Le Chat-Rusé ne répondit pas.


— Alors, fit Harthing en s'arrêtant, le chef est libre d'abandonner un ami, s'il est le jouet d'un tel soupçon.


— Les hommes blancs sont prompts comme la balle de leurs mousquets, dit le sauvage. Non, le désir du chef n'est pas de trahir un frère avec lequel il a fumé le calumet du conseil. Mais il voudrait bien savoir s'il pourra travailler bientôt à l'accomplissement de ses propres projets. Ce dont son frère blanc a su le détourner jusqu'à ce jour.


Harthing, craignant de se fermer tout accès dans la ville, avait en effet défendu jusqu'alors à Dent-de-Loup de donner cours à ses idées de vengeance.


— Si j’ai, jusqu'à présent, agi de la sorte, répondit Harthing refoulant en lui toute la mauvaise humeur que lui causaient les plaintes trop justes de l'Iroquois, c'est que j'ai voulu rendre plus sûre la vengeance que nous désirons exercer tous deux sur nos ennemis.


— Le pauvre homme des bois ne saurait comprendre ces belles paroles.

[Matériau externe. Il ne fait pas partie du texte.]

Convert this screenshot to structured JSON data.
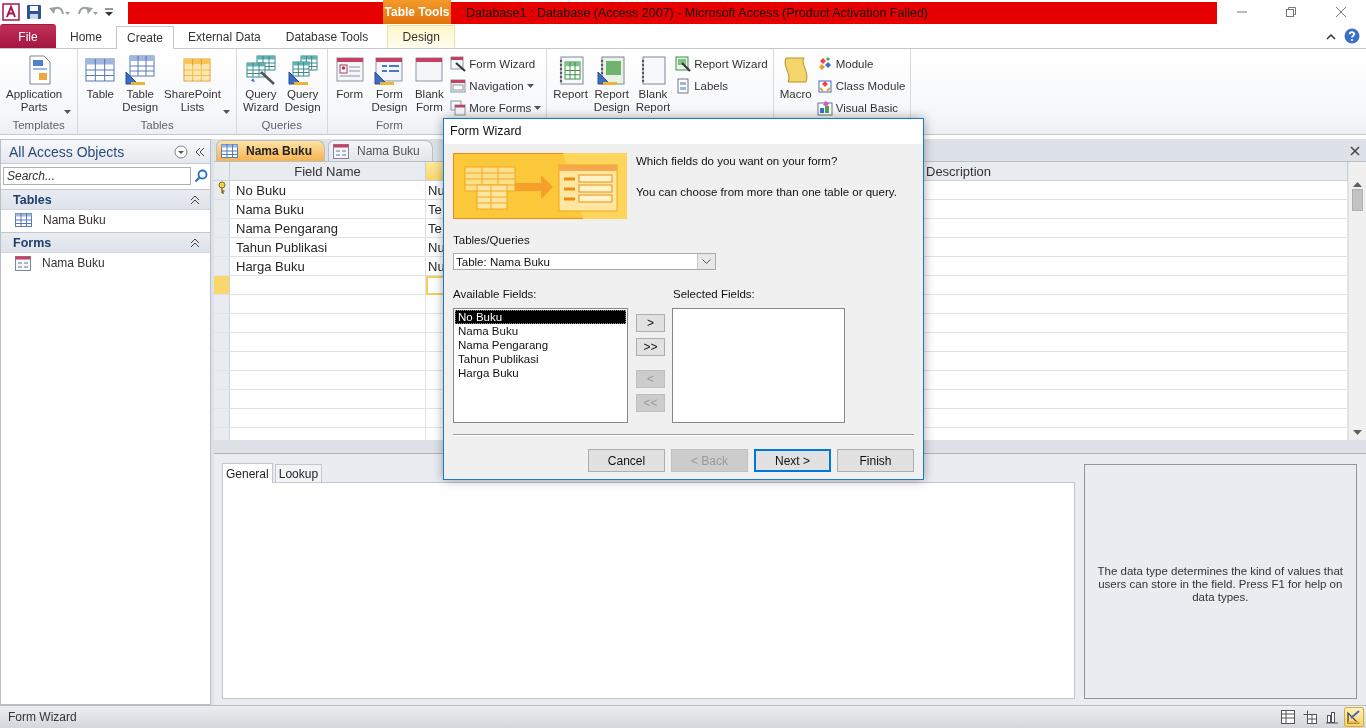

— Eh bien ! que mon frère écoute et il se convaincra de ma sincérité à son égard. N'est-ce pas bien commencer à se venger des Français que d'enlever la jeune fille pâle ? N'y a-t-il pas deux hommes qui pleureront des larmes de sang lorsque la jeune fille aura disparu ? Sans compter qu'elle-même...


Dent-de-Loup sembla convenir tacitement de cette assertion. Car il se rapprocha du lieutenant et parut attendre avec le plus vif intérêt ce que celui-ci allait ajouter.